The experimental results in `analysis/` and `test/` consistently fall into four representative cases:

### 1\. Sparse Random Swaps (Low Disorder, The data the author has direct access to in practice.)

![](./analysis/image/1.vs.swap_count.png)

**Conclusion:**  
Performance remains stable and close to the ordered case; limited swaps do not meaningfully affect query time.

### 2\. Block-Level Disorder

![](./analysis/image/2.vs.block-size.png)

**Conclusion:**  
Spikes occur sporadically, but the average time doesn't show a clear increase or decrease with larger block sizes; it stays mostly flat with noise.

### 3\. Periodic Local Disorder

![](./analysis/image/3.vs.break_every.png)

**Conclusion:** 
The spikes suggest specific points where performance degrades notably, likely due to alignment issues, while average performance appears stable.

### 4\. Periodic Shuffle

![](./analysis/image/4.vs.partial_shuffle_ratio.png)

**Conclusion:**  
There's a noticeable increase in both average time and spike severity as disorder grows, peaking in intermediates before stabilizing somewhat at extremes.

### Overall Observation

At the 10⁵ scale, variations caused by reasonable levels of in-sequence disorder stay within a narrow and predictable performance range, making the approach suitable for long-term operation on mostly ordered data.

## Recommended Usage Pattern

For the type of data discussed above, a **two-phase search strategy** is recommended.
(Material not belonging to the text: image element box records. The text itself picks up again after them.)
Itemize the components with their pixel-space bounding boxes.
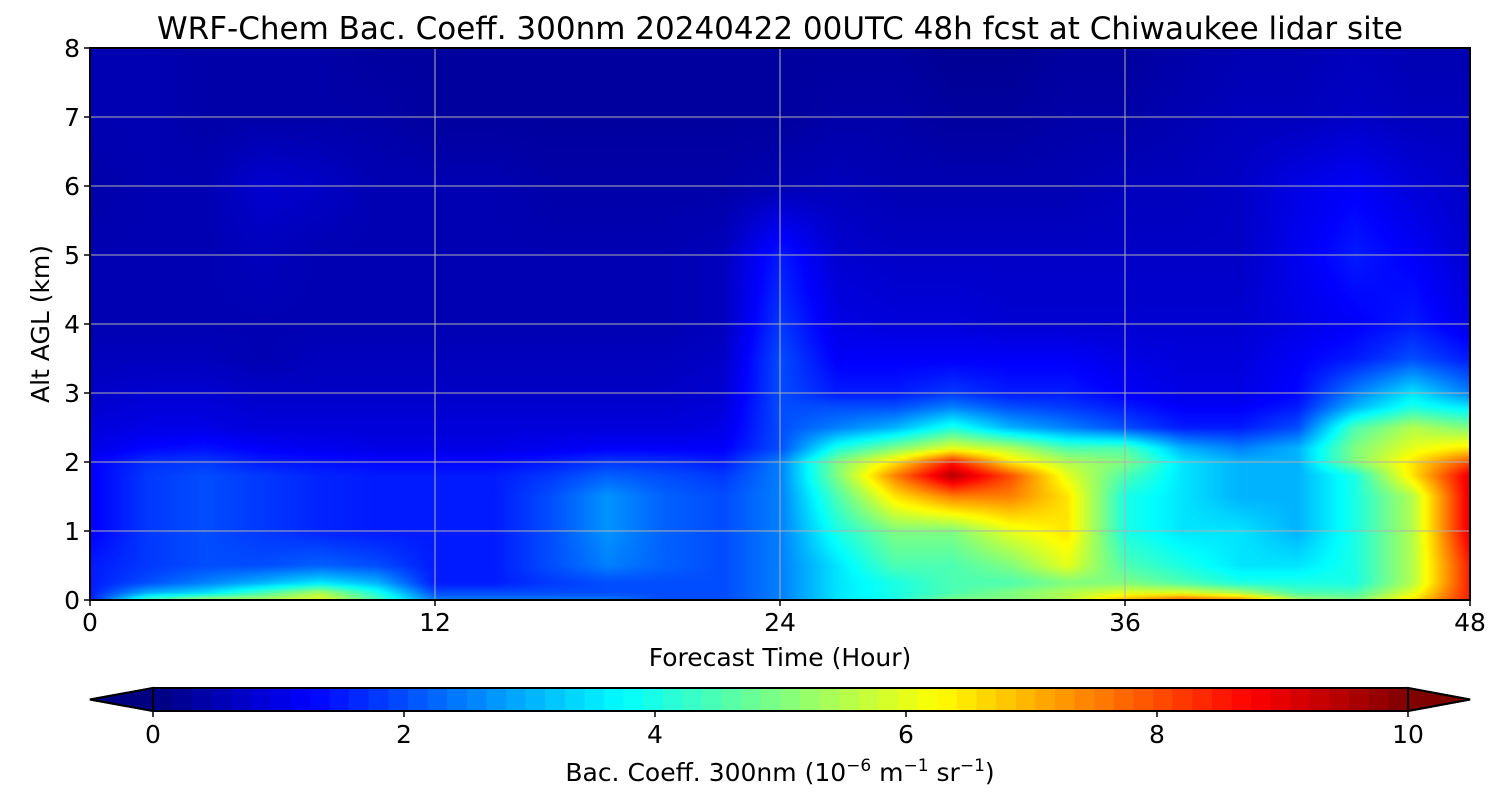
chart-title: WRF-Chem Bac. Coeff. 300nm 20240422 00UT…	[157, 11, 1403, 47]
y-tick-label: 7	[64, 103, 80, 132]
colorbar-tick-label: 6	[898, 720, 914, 749]
colorbar-tick-label: 0	[145, 720, 161, 749]
y-tick-label: 8	[64, 34, 80, 63]
x-axis: 0 12 24 36 48	[82, 600, 1486, 637]
colorbar-label-exp1: −6	[846, 756, 871, 776]
colorbar-extend-min	[89, 686, 154, 713]
y-tick-label: 3	[64, 379, 80, 408]
colorbar-label-main: Bac. Coeff. 300nm (10	[565, 758, 846, 787]
colorbar-label-mid2: sr	[929, 758, 961, 787]
x-tick-label: 36	[1109, 608, 1141, 637]
y-axis: 0 1 2 3 4 5 6 7 8	[64, 34, 90, 615]
colorbar-tick-label: 10	[1392, 720, 1424, 749]
colorbar-gradient	[153, 688, 1408, 711]
colorbar-label: Bac. Coeff. 300nm (10−6 m−1 sr−1)	[565, 756, 994, 787]
y-tick-label: 4	[64, 310, 80, 339]
colorbar-tick-label: 8	[1149, 720, 1165, 749]
y-tick-label: 0	[64, 586, 80, 615]
colorbar-label-mid: m	[871, 758, 903, 787]
colorbar-extend-max	[1407, 686, 1471, 713]
y-tick-label: 2	[64, 448, 80, 477]
y-tick-label: 1	[64, 517, 80, 546]
x-tick-label: 0	[82, 608, 98, 637]
x-tick-label: 24	[764, 608, 796, 637]
y-tick-label: 6	[64, 172, 80, 201]
plot-area	[89, 47, 1471, 601]
colorbar-label-exp2: −1	[904, 756, 929, 776]
x-tick-label: 48	[1454, 608, 1486, 637]
colorbar-tick-label: 2	[396, 720, 412, 749]
x-axis-label: Forecast Time (Hour)	[649, 643, 912, 672]
colorbar-label-end: )	[985, 758, 995, 787]
colorbar: 0 2 4 6 8 10 Bac. Coeff. 300nm (10−6 m−1 sr−1…	[89, 686, 1471, 787]
colorbar-ticks: 0 2 4 6 8 10	[145, 711, 1424, 749]
colorbar-tick-label: 4	[647, 720, 663, 749]
x-tick-label: 12	[419, 608, 451, 637]
colorbar-label-exp3: −1	[960, 756, 985, 776]
y-axis-label: Alt AGL (km)	[26, 245, 55, 403]
grid-lines	[90, 48, 1470, 600]
y-tick-label: 5	[64, 241, 80, 270]
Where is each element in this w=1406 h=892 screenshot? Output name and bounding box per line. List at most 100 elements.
1.  **Phase One: Coarse Binary Search**  
    Apply binary search with **looser and more tolerant conditions** to obtain a *coarse* or *approximate index*.  
    At this stage, the goal is localization rather than exact matching.
    
2.  **Phase Two: Window-Based Refinement**  
    Using the coarse index as an anchor, collect data within a bounded window and perform targeted filtering and validation inside this range.


```python
from datetime import datetime

from nearorder.bisect import binary_search
from nearorder.filter import filter_window


def cmp(a: datetime, b: datetime) -> int:
    def datetime_to_days(dt: datetime) -> int:
        return (dt - datetime(1900, 1, 1)).days + 2

    rt = datetime_to_days(a) - datetime_to_days(b)
    return int(rt)


def cmp_precise(a: datetime, b: datetime) -> int:
    rt = a.timestamp() - b.timestamp()
    return int(rt)


index = binary_search(data, k, cmp=cmp)
assert index is not None
result = filter_window(data, k, index, window_size=24 * 4, cmp=cmp_precise)
assert len(result) > 0

```

## What This Project Is / Is Not

This project is:

- A validation of assumptions

- A performance experiment

- A reference implementation

This project is **NOT**:

- A general-purpose sorting library

- A theoretically optimal algorithm for arbitrary input

- A drop-in replacement for standard search

## License

Copyright (c) 2026 SHIINASAMA (Kaoru).  

This project is licensed under the MIT License. See the LICENSE file for details.